Are Republicans Going to Destroy Each Other?

The electorate card is in their favor, and the retirement of Democratic elected officials should allow Republicans to take back control of the Senate in 2014. Yet, the future elections do not look so peaceful. Republicans have launched a “self-destruction machine” over the last several weeks, giving hopes to the president’s party of keeping a majority in the Senate. We are starting to hear rumors of in-fighting amongst members of the Republican establishment, represented by Karl Rove and Senate Minority Leader Mitch McConnell, R-Ky., also leader of the tea party coalition.

In 2014, the Democrats will have to defend a trifling sum of 21 seats, six of which are in states that Barack Obama lost during the 2012 presidential election. The Republicans will only have to defend 14 seats. Among the Democratic Party’s retiring stars are three very popular senators who will be difficult to replace: Jay Rockefeller, D-W.V, Carl Levin, D-Mich. and Tom Harkin, D-Iowa.

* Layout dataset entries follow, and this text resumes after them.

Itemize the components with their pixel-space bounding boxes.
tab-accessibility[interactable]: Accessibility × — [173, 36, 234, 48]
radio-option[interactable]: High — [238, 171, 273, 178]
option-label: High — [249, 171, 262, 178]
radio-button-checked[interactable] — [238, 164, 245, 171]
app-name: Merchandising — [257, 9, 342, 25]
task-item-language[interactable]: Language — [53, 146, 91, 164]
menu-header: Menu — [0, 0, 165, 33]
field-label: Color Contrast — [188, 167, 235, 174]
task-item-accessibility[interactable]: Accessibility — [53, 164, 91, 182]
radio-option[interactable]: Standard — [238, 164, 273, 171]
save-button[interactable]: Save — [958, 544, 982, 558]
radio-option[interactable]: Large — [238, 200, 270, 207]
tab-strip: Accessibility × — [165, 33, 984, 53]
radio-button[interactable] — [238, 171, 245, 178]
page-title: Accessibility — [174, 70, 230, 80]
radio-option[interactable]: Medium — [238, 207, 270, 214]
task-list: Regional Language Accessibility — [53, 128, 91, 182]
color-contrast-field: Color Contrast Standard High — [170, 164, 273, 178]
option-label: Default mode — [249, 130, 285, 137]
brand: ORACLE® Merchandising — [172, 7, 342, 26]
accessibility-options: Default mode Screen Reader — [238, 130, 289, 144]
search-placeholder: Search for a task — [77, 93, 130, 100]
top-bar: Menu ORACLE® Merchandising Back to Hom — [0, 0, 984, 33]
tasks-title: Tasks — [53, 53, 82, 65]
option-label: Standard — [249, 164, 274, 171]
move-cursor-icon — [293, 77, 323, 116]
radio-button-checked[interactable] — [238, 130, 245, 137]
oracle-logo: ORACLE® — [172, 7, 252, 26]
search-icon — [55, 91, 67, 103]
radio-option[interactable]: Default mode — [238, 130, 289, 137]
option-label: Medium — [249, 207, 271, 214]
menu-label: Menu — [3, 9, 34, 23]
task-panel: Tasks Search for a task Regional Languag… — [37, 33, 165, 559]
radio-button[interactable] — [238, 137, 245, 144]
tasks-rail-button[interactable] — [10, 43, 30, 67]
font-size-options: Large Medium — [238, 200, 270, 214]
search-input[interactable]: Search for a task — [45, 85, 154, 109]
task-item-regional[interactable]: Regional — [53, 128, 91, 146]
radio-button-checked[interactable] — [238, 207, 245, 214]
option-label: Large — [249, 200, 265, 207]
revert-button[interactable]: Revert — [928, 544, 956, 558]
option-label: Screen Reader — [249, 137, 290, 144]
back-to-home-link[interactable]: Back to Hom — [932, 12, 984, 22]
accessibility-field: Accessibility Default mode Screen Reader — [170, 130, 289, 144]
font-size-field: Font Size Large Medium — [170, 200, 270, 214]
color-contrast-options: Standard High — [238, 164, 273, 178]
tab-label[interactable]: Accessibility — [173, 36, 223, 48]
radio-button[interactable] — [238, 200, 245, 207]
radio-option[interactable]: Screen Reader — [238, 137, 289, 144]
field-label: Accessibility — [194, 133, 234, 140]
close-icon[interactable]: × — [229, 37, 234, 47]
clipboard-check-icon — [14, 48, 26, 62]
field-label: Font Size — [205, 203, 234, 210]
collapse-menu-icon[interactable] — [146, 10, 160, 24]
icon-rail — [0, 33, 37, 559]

The GOP must take back six seats in order to win a majority in the Senate once again, which it lost in 2006. This is doable, but difficult, especially if Republicans have to face tea party candidates once again. These candidates often generate a great deal of enthusiasm from the base during the primaries, but their chances of winning on Election Day are pretty slim. Other times, the group’s candidates successfully get through the primaries but in such a weakened state that the Democrats win.

Last November, Democrats had to defend 23 seats out of 33 at stake. If they had lost four, they would have also lost the majority. Ultimately, instead of losing, they won two on the Republicans.

Already, two Republican candidates running for seats abandoned by Democrats, former Gov. Mike Rounds, R-S.D. and Rep. Shelly Moore Capito, R-W.V. — candidates the party supports discreetly — have become the object of attack by groups who feel they are not conservative enough. Karl Rove and his friends could well get a surprise like last November’s when Rove refused to believe that Obama had won Ohio on Fox News.